ASOSU presidential candidates’ last day to campaign begins

Rosie Morehead, Multimedia Contributor

Today is the last day for the three teams in the running for ASOSU’s Presidency and Vice Presidency. The two day online voting period that takes place Thursday, March 9th and Friday, March 10th.

Campaigning has been a full-time pursuit for the last nine days for Jacqueline Logsdon and Josey Koehn, Hevani Fifita and Hunter Briggs, and Simon Brundage and Radhika Shah.

Fifita and Briggs reflected on how their campaigning has gone so far throughout the last week and what their main methods included.

“Hevani and I are getting to reach out to a lot of people,” Briggs said. “We haven’t been doing the traditional campaign style of trying to push our platform on people. We have been mainly going to chat with people and see what they would like to see in student government if we were to get elected. We have gotten a lot of good feedback.”
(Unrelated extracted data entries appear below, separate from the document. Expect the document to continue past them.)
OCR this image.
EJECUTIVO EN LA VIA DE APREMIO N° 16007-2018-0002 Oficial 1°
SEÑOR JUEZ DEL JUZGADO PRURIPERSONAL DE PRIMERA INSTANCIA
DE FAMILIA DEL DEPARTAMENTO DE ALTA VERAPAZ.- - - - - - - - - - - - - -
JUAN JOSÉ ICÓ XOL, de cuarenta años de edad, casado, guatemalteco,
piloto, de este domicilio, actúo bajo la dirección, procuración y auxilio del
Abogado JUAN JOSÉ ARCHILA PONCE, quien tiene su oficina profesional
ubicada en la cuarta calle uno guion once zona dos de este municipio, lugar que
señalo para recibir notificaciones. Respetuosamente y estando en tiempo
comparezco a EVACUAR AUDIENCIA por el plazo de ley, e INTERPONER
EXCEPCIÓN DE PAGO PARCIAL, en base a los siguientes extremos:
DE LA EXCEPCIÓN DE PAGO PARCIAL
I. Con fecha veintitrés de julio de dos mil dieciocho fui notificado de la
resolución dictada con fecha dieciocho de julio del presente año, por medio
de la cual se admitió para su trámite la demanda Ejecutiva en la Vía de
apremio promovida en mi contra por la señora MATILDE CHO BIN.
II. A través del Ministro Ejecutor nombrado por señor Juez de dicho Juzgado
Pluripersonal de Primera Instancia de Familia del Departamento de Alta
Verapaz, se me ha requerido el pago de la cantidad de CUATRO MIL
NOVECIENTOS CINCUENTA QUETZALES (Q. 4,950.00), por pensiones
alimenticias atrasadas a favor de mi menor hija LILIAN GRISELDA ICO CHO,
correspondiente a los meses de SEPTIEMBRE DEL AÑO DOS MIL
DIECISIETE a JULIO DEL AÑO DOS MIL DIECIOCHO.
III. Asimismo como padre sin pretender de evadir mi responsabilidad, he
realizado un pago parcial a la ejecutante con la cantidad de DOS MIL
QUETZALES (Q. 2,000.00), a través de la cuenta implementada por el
“I really like our message and what we are saying, which I think really says something, that what we are doing is good for the students and it’s actually going to be helpful in the long run,” Fifita added. “I am meeting a lot of people that I never would have met before just through campaigning.”

For Logsdon and Koehn, their campaigning has included a lot of learning for the team.

“I think the campaigning is going really well,” Koehn said. “I am learning a lot about the different groups at Oregon State and what they find important about who is in leadership of student government, so that has been very interesting to me. I think we have also been learning a lot about each other which has been fun.”

“While I think it is important that I campaign, I also want to campaign by actually doing,” Logsdon. “I actually spent all day Wednesday in Salem talking with legislators, sharing my stories as a student to try and really get us that funding, because at the end of the day it would be great to win this election, but I think it would also be great to score a victory for students regarding tuition.”

Brundage and Shah described some of the coverage of campus and the multiple varieties of groups that they visited so far, along with the social media progress.

“I think it is going very strongly,” Brundage said. “We visited as many cultural centers as we can, we have attended nine different fraternities and sororities so far. The Facebook (page) is also doing very well, we have been getting a lot of publicity, the ads are certainly getting a lot of clicks. The campaign is definitely generating enthusiasm and interest which all are good signs.”

“We saw a lot of momentum at the beginning of this week and something we were talking about earlier is that we definitely need to keep that energy up and one thing that we have been pushing a lot is even if you don’t agree with us or our platform, which we hope you do of course, just voting in general is the most important thing,” Shah said.